Overlapping channels is the biggest cause of poor performance in the 2.4 GHz band and it will not only cause your Wi-Fi to have poor performance, it will impact all the Wi-Fi networks on the channels that your Wi-Fi overlaps with.
In the United States it is best practice to ONLY use channels 1, 6 and 11 , because these channels don't overlap. In Europe, Asia, and other countries that have channels 12 and 13, it is best practice to use channels 1, 5, 9, and 13. Sometimes the U.S. practice of 1, 6, and 11 is used outside the United States, so if channels 12 and 13 are available in your country, use your best judgment as to which set of standard channels is being used in your Wi-Fi environment - either 1,6, and 11 or 1, 5, 9, and 13.
If you are using any other channel number (e.g. channel 2) then you should stop right now and change the channel to a standard channel.
Step 3 – Only use 20 MHz or 40 MHz wide channel channels in 5 GHz
Originally all 5 GHz Wi-Fi channels were 20 MHz wide, but 802.11ac (Wi-Fi 5) introduced the ability to combine channels together into 40 MHz, 80 MHz and even one 160 MHz wide channel.
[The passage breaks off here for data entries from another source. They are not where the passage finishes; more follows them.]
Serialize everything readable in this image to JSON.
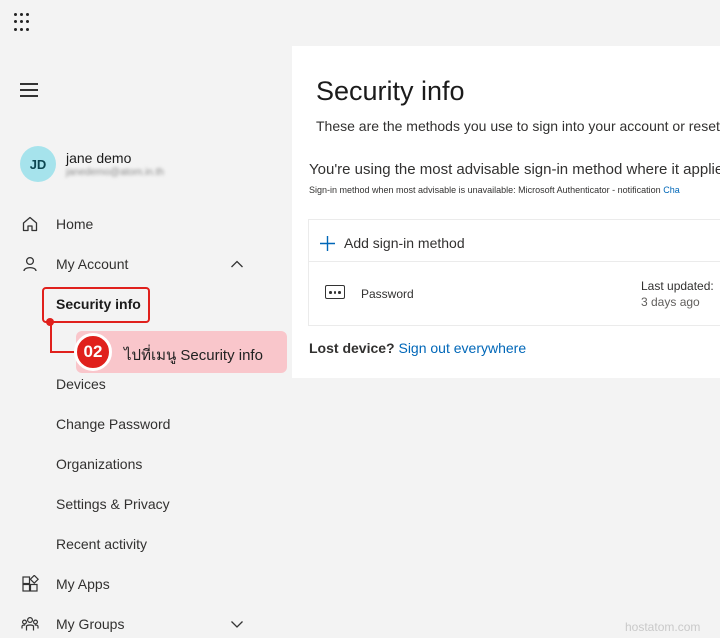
{
  "header": {
    "app_launcher_icon": "waffle-icon"
  },
  "sidebar": {
    "menu_icon": "hamburger-menu-icon",
    "user": {
      "initials": "JD",
      "name": "jane demo",
      "email": "janedemo@atom.in.th"
    },
    "items": [
      {
        "label": "Home",
        "icon": "home-icon"
      },
      {
        "label": "My Account",
        "icon": "person-icon",
        "expander": "chevron-up-icon"
      },
      {
        "label": "Security info",
        "selected": true
      },
      {
        "label": "Devices"
      },
      {
        "label": "Change Password"
      },
      {
        "label": "Organizations"
      },
      {
        "label": "Settings & Privacy"
      },
      {
        "label": "Recent activity"
      },
      {
        "label": "My Apps",
        "icon": "apps-icon"
      },
      {
        "label": "My Groups",
        "icon": "groups-icon",
        "expander": "chevron-down-icon"
      }
    ]
  },
  "annotation": {
    "step": "02",
    "text": "ไปที่เมนู Security info",
    "color": "#e0201c"
  },
  "main": {
    "title": "Security info",
    "description": "These are the methods you use to sign into your account or reset",
    "default_method_line": "You're using the most advisable sign-in method where it applie",
    "default_method_small": "Sign-in method when most advisable is unavailable: Microsoft Authenticator - notification",
    "default_method_small_link": "Cha",
    "add_method_label": "Add sign-in method",
    "methods": [
      {
        "icon": "password-dots-icon",
        "name": "Password",
        "last_updated_label": "Last updated:",
        "last_updated_value": "3 days ago"
      }
    ],
    "lost_device_label": "Lost device?",
    "lost_device_link": "Sign out everywhere"
  },
  "watermark": "hostatom.com",
  "colors": {
    "accent_link": "#0067b8",
    "avatar_bg": "#a6e3ec",
    "annotation_red": "#e0201c",
    "annotation_pink": "#f9c6cb"
  }
}
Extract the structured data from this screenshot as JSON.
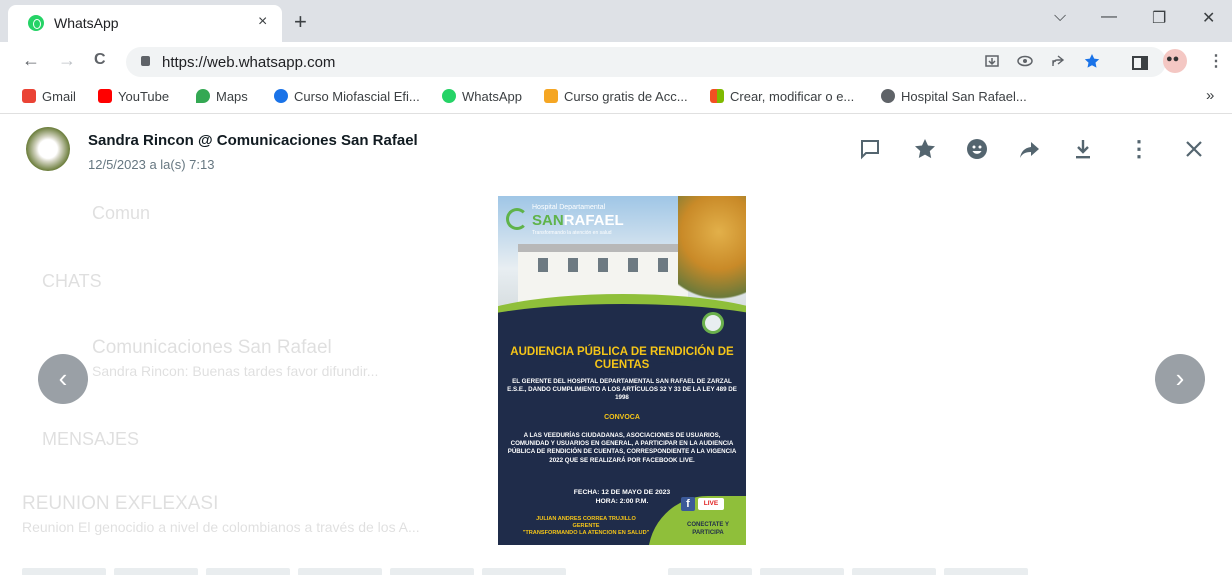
{
  "browser": {
    "tab_title": "WhatsApp",
    "tab_close": "×",
    "new_tab": "+",
    "url": "https://web.whatsapp.com",
    "window_controls": {
      "chevron": "⌵",
      "minimize": "—",
      "restore": "❐",
      "close": "✕"
    },
    "nav": {
      "back": "←",
      "forward": "→",
      "reload": "C"
    },
    "bookmarks": [
      {
        "label": "Gmail",
        "icon": "gmail-icon",
        "color": "#ea4335"
      },
      {
        "label": "YouTube",
        "icon": "youtube-icon",
        "color": "#ff0000"
      },
      {
        "label": "Maps",
        "icon": "maps-icon",
        "color": "#34a853"
      },
      {
        "label": "Curso Miofascial Efi...",
        "icon": "globe-icon",
        "color": "#1a73e8"
      },
      {
        "label": "WhatsApp",
        "icon": "whatsapp-icon",
        "color": "#25d366"
      },
      {
        "label": "Curso gratis de Acc...",
        "icon": "ac-icon",
        "color": "#f5a623"
      },
      {
        "label": "Crear, modificar o e...",
        "icon": "microsoft-icon",
        "color": "#f25022"
      },
      {
        "label": "Hospital San Rafael...",
        "icon": "globe-icon",
        "color": "#5f6368"
      }
    ],
    "bookmarks_more": "»"
  },
  "viewer": {
    "sender": "Sandra Rincon @ Comunicaciones San Rafael",
    "timestamp": "12/5/2023 a la(s) 7:13",
    "prev_arrow": "‹",
    "next_arrow": "›"
  },
  "background": {
    "search": "Comun",
    "chats_heading": "CHATS",
    "chat_name": "Comunicaciones San Rafael",
    "chat_preview": "Sandra Rincon: Buenas tardes favor difundir...",
    "messages_heading": "MENSAJES",
    "msg_title": "REUNION EXFLEXASI",
    "msg_preview": "Reunion El genocidio a nivel de colombianos a través de los A..."
  },
  "poster": {
    "logo_small": "Hospital Departamental",
    "logo_brand_a": "SAN",
    "logo_brand_b": "RAFAEL",
    "logo_tag": "Transformando la atención en salud",
    "title": "AUDIENCIA PÚBLICA DE RENDICIÓN DE CUENTAS",
    "body1": "EL GERENTE DEL HOSPITAL DEPARTAMENTAL SAN RAFAEL DE ZARZAL E.S.E., DANDO CUMPLIMIENTO A LOS ARTÍCULOS 32 Y 33 DE LA LEY 489 DE 1998",
    "convoca": "CONVOCA",
    "body2": "A LAS VEEDURÍAS CIUDADANAS, ASOCIACIONES DE USUARIOS, COMUNIDAD Y USUARIOS EN GENERAL, A PARTICIPAR EN LA AUDIENCIA PÚBLICA DE RENDICIÓN DE CUENTAS, CORRESPONDIENTE A LA VIGENCIA 2022 QUE SE REALIZARÁ POR FACEBOOK LIVE.",
    "date": "FECHA: 12 DE MAYO DE 2023",
    "time": "HORA: 2:00 P.M.",
    "signer": "JULIAN ANDRES CORREA TRUJILLO",
    "signer_role": "GERENTE",
    "slogan": "\"TRANSFORMANDO LA ATENCION EN SALUD\"",
    "fb": "f",
    "live": "LIVE",
    "cta": "CONECTATE Y PARTICIPA"
  }
}
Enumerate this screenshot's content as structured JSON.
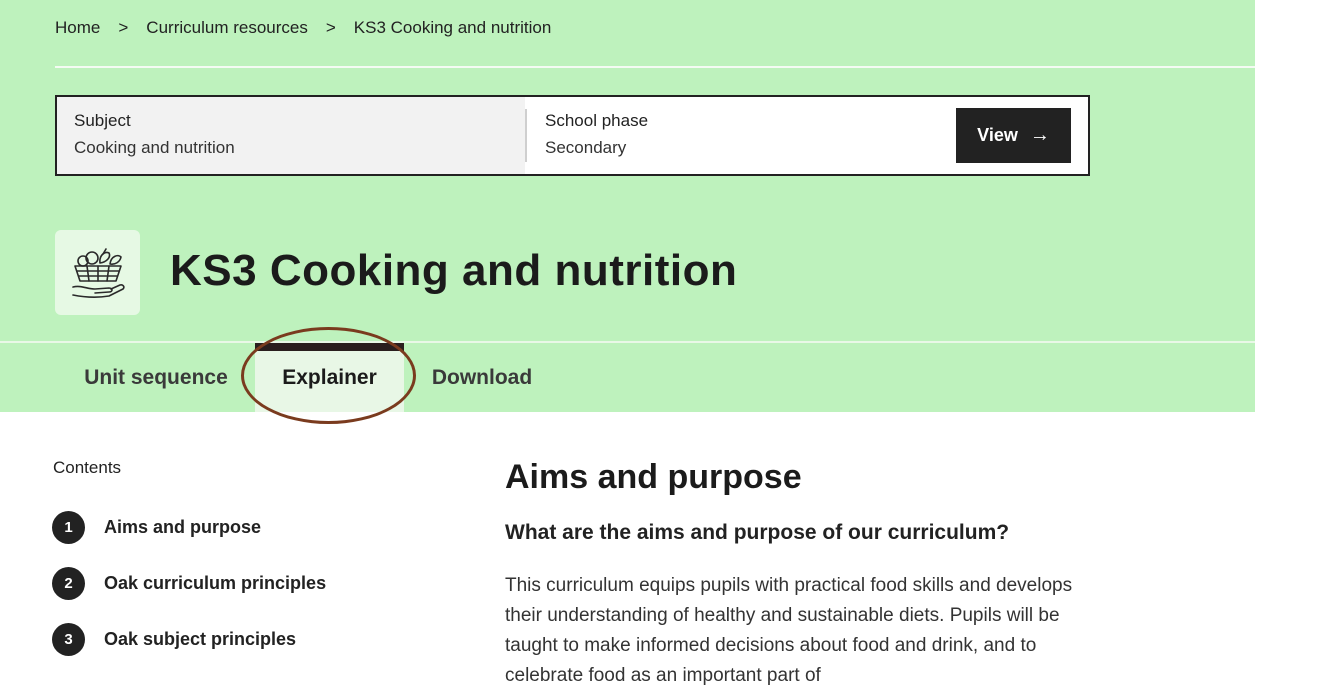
{
  "breadcrumb": {
    "items": [
      "Home",
      "Curriculum resources",
      "KS3 Cooking and nutrition"
    ],
    "separator": ">"
  },
  "selector": {
    "subject_label": "Subject",
    "subject_value": "Cooking and nutrition",
    "phase_label": "School phase",
    "phase_value": "Secondary",
    "view_label": "View",
    "view_icon": "arrow-right-icon"
  },
  "header": {
    "icon": "food-basket-icon",
    "title": "KS3 Cooking and nutrition"
  },
  "tabs": [
    {
      "label": "Unit sequence",
      "active": false
    },
    {
      "label": "Explainer",
      "active": true
    },
    {
      "label": "Download",
      "active": false
    }
  ],
  "contents": {
    "title": "Contents",
    "items": [
      {
        "number": "1",
        "label": "Aims and purpose"
      },
      {
        "number": "2",
        "label": "Oak curriculum principles"
      },
      {
        "number": "3",
        "label": "Oak subject principles"
      }
    ]
  },
  "main": {
    "heading": "Aims and purpose",
    "subheading": "What are the aims and purpose of our curriculum?",
    "body": "This curriculum equips pupils with practical food skills and develops their understanding of healthy and sustainable diets. Pupils will be taught to make informed decisions about food and drink, and to celebrate food as an important part of"
  },
  "colors": {
    "hero_bg": "#bef2bd",
    "active_tab_bg": "#e8f7e6",
    "dark": "#222222",
    "highlight_ring": "#7a3b1e"
  }
}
Wide channels enable faster speeds, but they also reduce the number of channels that are available for everyone else. If everyone used 20 MHz wide channels there are 13-25 channels available without any overlap. If people use 80 MHz wide channels there are 3-6 channels available and then the 5 GHz Wi-Fi band starts looking crowded and messy like the 2.4 GHz band does with all the Wi-Fi networks trying to share a few Wi-Fi channels.
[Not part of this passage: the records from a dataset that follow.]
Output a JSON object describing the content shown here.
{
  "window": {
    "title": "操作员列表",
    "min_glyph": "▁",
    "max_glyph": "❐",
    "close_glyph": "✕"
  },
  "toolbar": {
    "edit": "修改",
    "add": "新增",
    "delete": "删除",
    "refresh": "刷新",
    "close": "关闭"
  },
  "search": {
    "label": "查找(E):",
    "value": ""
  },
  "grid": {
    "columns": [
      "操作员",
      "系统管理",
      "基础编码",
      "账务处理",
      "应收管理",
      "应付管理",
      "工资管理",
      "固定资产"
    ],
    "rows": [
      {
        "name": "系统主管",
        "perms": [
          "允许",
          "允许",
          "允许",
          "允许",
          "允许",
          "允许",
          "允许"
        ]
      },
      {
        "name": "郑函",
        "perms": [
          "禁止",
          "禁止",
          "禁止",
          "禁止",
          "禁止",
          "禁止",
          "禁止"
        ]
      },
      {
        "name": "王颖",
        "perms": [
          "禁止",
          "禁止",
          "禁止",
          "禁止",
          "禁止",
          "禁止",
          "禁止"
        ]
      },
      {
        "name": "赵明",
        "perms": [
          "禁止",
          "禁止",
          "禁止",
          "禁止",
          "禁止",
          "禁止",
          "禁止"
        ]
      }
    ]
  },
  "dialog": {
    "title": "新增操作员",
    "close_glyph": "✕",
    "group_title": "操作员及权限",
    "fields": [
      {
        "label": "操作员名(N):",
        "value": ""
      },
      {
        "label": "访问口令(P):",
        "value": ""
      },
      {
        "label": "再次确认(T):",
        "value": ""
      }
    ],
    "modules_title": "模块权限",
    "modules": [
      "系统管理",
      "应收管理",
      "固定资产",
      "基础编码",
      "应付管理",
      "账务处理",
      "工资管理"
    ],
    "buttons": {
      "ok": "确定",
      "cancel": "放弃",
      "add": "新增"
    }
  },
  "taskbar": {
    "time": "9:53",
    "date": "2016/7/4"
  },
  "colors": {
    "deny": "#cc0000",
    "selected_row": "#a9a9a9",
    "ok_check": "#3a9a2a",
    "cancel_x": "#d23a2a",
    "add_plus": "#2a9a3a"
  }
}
802.11ac Wi-Fi devices that are using wide channels will still decide each packet whether or not to use the full channel or a small portion. For example a Wi-Fi device using an 80 MHz wide channel may send packets that are 20 MHz, 40 MHz, or 80 MHz wide. This dynamic ability is helpful in reducing the amount of overlap with other networks, but it also takes up some airtime to coordinate. So if you are in a dense environment like an apartment building where there are at least six Wi-Fi networks close to each other we recommend everyone spreading out on their own Wi-Fi channel and only use 20 or 40 MHz wide channels to reduce overlap.